I had the opportunity to share some thoughts on public relations with would-be PR pros at Monmouth University this past Saturday. The school was sponsoring a half-day career seminar for its 500-strong cadre of undergraduate communications majors and had invited agency and corporate types as well as non-profit and human resources pros. It was a cool event.

The theme of the day, though, seemed to be fear. Pervasive fear. More than one student admitted to being absolutely terrified of entering the job market. No wonder, what with the 24×7 negative news these students are being subjected to nowadays. 

My message was simple: chill. Prepare, but chill. There are jobs to be had. But, like any smart marketer, Monmouth students need to think of themselves as brands. They need to employ research, strategy and creativity in securing employment. And, they need to remain upbeat. Even if our nation's GDP will be down five percent in 2009, the remaining 95 percent still represents the world's largest and most robust market. And, that translates to opportunity. Job opportunity.

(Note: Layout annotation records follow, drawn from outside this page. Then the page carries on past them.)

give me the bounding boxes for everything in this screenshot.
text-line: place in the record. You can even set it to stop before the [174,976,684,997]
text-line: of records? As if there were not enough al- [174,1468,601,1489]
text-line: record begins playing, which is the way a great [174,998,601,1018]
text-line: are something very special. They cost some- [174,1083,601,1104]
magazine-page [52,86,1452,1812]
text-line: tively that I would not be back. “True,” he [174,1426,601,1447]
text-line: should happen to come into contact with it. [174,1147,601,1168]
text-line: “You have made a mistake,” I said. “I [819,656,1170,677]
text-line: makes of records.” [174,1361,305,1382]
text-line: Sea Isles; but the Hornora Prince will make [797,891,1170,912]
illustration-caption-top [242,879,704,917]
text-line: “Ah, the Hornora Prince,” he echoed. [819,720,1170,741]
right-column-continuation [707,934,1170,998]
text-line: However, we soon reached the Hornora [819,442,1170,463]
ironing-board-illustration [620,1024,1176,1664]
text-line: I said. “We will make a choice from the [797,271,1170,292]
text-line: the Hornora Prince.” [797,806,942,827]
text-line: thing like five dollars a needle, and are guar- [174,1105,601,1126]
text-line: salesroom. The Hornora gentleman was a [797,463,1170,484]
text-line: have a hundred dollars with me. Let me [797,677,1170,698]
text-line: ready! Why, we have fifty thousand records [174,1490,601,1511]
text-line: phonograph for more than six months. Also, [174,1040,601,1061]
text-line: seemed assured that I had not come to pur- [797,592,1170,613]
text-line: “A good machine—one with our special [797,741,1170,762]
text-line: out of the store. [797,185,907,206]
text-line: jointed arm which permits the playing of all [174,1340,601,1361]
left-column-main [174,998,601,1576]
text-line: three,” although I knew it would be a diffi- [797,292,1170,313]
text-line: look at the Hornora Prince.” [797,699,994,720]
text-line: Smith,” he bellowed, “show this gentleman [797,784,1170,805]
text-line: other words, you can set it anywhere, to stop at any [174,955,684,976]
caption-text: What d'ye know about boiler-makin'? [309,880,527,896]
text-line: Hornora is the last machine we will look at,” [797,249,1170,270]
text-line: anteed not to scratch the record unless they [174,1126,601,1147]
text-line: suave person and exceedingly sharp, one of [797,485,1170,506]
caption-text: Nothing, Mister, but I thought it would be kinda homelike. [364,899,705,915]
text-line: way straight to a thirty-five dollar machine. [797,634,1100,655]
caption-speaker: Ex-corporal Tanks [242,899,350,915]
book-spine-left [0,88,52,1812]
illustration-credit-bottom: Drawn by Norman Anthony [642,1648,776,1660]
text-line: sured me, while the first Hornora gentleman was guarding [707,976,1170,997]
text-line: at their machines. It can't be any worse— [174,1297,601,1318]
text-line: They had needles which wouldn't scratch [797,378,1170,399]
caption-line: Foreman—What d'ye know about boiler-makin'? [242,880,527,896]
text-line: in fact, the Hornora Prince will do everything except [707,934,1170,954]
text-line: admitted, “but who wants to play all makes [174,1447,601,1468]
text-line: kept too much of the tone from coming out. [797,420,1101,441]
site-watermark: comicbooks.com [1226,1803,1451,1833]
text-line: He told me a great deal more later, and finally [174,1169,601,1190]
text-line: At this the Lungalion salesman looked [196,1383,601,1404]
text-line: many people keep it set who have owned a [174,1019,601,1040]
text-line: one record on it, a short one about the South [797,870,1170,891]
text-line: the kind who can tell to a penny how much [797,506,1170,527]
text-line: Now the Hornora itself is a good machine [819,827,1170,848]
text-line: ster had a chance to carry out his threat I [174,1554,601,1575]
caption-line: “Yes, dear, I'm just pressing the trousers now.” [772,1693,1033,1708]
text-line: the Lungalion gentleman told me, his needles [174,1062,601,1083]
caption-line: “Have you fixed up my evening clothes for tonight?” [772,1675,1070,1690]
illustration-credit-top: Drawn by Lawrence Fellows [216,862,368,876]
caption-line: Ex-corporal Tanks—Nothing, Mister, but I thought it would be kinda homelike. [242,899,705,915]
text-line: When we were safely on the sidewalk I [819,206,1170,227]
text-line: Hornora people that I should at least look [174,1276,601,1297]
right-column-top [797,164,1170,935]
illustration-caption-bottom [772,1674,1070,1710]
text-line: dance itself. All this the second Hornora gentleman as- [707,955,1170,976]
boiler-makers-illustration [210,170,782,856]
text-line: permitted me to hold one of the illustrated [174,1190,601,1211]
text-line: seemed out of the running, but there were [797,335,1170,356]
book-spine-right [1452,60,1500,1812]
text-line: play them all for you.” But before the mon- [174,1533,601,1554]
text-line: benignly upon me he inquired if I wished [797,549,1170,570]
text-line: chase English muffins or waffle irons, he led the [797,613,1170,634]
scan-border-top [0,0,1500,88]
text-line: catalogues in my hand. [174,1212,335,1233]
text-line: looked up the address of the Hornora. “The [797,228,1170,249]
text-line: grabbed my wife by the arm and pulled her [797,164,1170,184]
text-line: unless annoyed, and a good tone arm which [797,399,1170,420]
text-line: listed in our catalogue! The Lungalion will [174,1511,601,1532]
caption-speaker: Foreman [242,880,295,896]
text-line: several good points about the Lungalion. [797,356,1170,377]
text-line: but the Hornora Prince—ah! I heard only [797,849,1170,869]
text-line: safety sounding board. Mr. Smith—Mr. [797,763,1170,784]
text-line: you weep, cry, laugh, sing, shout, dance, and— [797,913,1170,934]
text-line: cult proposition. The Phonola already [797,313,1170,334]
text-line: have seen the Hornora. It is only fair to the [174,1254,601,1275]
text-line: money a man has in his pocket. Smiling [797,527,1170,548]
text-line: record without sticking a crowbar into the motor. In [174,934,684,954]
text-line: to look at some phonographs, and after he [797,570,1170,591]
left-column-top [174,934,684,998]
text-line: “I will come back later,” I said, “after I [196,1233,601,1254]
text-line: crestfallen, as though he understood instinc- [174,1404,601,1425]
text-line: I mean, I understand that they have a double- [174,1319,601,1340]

I told the Monmouth kids to emphasize relevant work experience in their cover letters, resumes and interviews. And, if they didn't have any, I encouraged them to volunteer to write a PR plan for a local restaurant, sports team, theatre, etc. Employers assume a graduate is smart. What we need to know is if you can hit the ground running. So, if you don't have relevant work experience, use the next few months to gain some. Then, research the firm(s) for whom you'd like to work, connect their needs with your experience and, most importantly, keep a stiff upper lip.

It is most surely NOT the end of the world as we know it, and I feel fine. And, soon-to-be-graduates should as well.